The drop follows violent anti-Japanese protests in Beijing and several other Chinese cities in September in response to complaints from the government over Japan’s move to nationalize uninhabited East China Sea islands claimed by China.
The number of Japanese tourists visiting Beijing fell by more than half in the first seven months of the year amid a spike in tensions between the countries, the city’s statistical bureau said Sunday.
Japanese businesses were torched and Japanese-brand cars, most of which are made by Chinese joint venture firms, were smashed and their drivers assaulted.

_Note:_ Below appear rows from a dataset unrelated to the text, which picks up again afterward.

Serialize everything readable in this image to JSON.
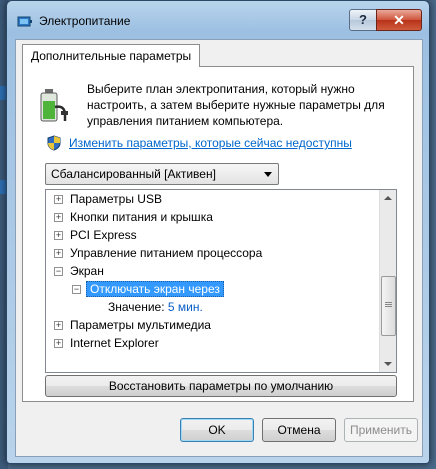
{
  "window": {
    "title": "Электропитание",
    "help_label": "?",
    "close_label": "✕"
  },
  "tab": {
    "label": "Дополнительные параметры"
  },
  "intro": {
    "description": "Выберите план электропитания, который нужно настроить, а затем выберите нужные параметры для управления питанием компьютера.",
    "change_link": "Изменить параметры, которые сейчас недоступны"
  },
  "plan_select": {
    "value": "Сбалансированный [Активен]"
  },
  "tree": {
    "items": [
      {
        "label": "Параметры USB",
        "state": "collapsed"
      },
      {
        "label": "Кнопки питания и крышка",
        "state": "collapsed"
      },
      {
        "label": "PCI Express",
        "state": "collapsed"
      },
      {
        "label": "Управление питанием процессора",
        "state": "collapsed"
      },
      {
        "label": "Экран",
        "state": "expanded"
      },
      {
        "label": "Отключать экран через",
        "state": "expanded",
        "selected": true
      },
      {
        "label": "Значение:",
        "value": "5 мин."
      },
      {
        "label": "Параметры мультимедиа",
        "state": "collapsed"
      },
      {
        "label": "Internet Explorer",
        "state": "collapsed"
      }
    ]
  },
  "restore_button": "Восстановить параметры по умолчанию",
  "buttons": {
    "ok": "OK",
    "cancel": "Отмена",
    "apply": "Применить"
  },
  "colors": {
    "selection": "#3399ff",
    "link": "#0066cc",
    "value": "#0b5ec6"
  },
  "icons": [
    "power-options-icon",
    "battery-plug-icon",
    "uac-shield-icon",
    "expand-plus-icon",
    "collapse-minus-icon"
  ]
}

There were also scattered reports of assaults on Japanese citizens, although none of the attacks were serious.
Tensions remain high between the sides, with their ships conducting regular patrols in waters surrounding the islands, called the Sunkakus by Japan and Diaoyu by China. Taiwan also claims the islands and has negotiated an agreement with Tokyo to permit fishing in the area.
The decline in Japanese visitors was part of an overall 13.9 percent decline in tourist arrivals blamed on the sluggish global economy, as well as a spike in Beijing’s notoriously bad air pollution.
Numbers of tourists from Asian countries fell 25.4 percent, including a 19.9 percent fall in visitors from South Korea. Visitors from the Americas fell by just 3.4 percent.